Ga direct naar inhoud
Nieuws

30 nieuwe Nederlandse insecten ontdekt

21 november 2018 | Bianca de Craen

Ondanks veel berichten over de ernstige achteruitgang van de insecten in Nederland valt er ook goed nieuws te melden. Bij een onderzoek in de ENCI-groeve zijn 30 voor Nederland nieuwe soorten ontdekt.
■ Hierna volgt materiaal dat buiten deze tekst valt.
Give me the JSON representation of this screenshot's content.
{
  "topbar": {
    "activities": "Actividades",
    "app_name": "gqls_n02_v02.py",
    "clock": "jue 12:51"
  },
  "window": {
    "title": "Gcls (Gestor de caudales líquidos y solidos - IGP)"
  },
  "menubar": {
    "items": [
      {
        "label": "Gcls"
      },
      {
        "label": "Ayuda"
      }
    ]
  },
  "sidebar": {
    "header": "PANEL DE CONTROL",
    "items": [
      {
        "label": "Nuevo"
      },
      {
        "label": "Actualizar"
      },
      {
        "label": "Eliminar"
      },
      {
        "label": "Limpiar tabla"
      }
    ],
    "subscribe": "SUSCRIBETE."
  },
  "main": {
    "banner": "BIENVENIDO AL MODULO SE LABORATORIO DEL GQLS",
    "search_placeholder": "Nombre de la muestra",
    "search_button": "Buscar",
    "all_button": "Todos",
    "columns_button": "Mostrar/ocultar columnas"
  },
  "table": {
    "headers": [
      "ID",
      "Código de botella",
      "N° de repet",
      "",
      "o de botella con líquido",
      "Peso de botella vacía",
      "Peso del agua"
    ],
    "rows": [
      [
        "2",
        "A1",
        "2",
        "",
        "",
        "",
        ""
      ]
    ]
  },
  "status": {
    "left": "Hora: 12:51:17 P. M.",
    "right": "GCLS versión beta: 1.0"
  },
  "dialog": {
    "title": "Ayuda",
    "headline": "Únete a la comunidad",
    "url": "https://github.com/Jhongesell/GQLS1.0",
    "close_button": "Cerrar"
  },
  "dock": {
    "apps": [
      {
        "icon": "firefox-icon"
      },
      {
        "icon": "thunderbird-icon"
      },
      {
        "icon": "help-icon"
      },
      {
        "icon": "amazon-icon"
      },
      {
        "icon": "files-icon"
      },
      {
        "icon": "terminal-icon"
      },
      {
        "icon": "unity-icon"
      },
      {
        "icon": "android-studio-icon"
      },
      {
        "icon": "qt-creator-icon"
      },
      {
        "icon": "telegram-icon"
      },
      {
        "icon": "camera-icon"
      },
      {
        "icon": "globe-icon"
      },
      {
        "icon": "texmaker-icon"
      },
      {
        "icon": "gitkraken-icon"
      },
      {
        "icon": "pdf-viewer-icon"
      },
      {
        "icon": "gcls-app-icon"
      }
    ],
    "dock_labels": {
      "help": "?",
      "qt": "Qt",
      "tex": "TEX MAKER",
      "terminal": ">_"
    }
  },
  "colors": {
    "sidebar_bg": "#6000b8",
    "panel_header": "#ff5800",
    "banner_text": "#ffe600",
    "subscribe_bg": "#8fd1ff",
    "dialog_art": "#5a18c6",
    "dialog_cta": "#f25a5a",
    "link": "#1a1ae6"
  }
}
Bladvlieg foto John Wiersma

Vroege Vogels zond 18 november een reportage uit over nieuw ontdekte insectensoorten in Nederland. In het laatste half jaar werden uit een insectenval van het Natuurhistorisch Museum Maastricht in de ENCI-groeve ruim 200 soorten vliegen en muggen op naam gebracht. Daarvan bleken 30 soorten nog niet eerder in Nederland gemeld te zijn. In het natuurgebied dat Natuurmonumenten beheert, komen zelfs twee nieuwe soorten voor.

Onverwachte rijkdom aan insecten

Het natuurgebied waar de insectenval staat, werd pas drie jaar geleden door de ENCI voor Natuurmonumenten aangelegd als kalkgraslandhelling. Op deze manier kan natuur die van oudsher op de Sint-Pietersberg te vinden was, weer opkomen en wordt de groeve weer teruggegeven aan de natuur. Paul Beuk, conservator biologie van het Natuurhistorisch Museum stelde voor de ontwikkelingen op de helling te monitoren met een insectenval.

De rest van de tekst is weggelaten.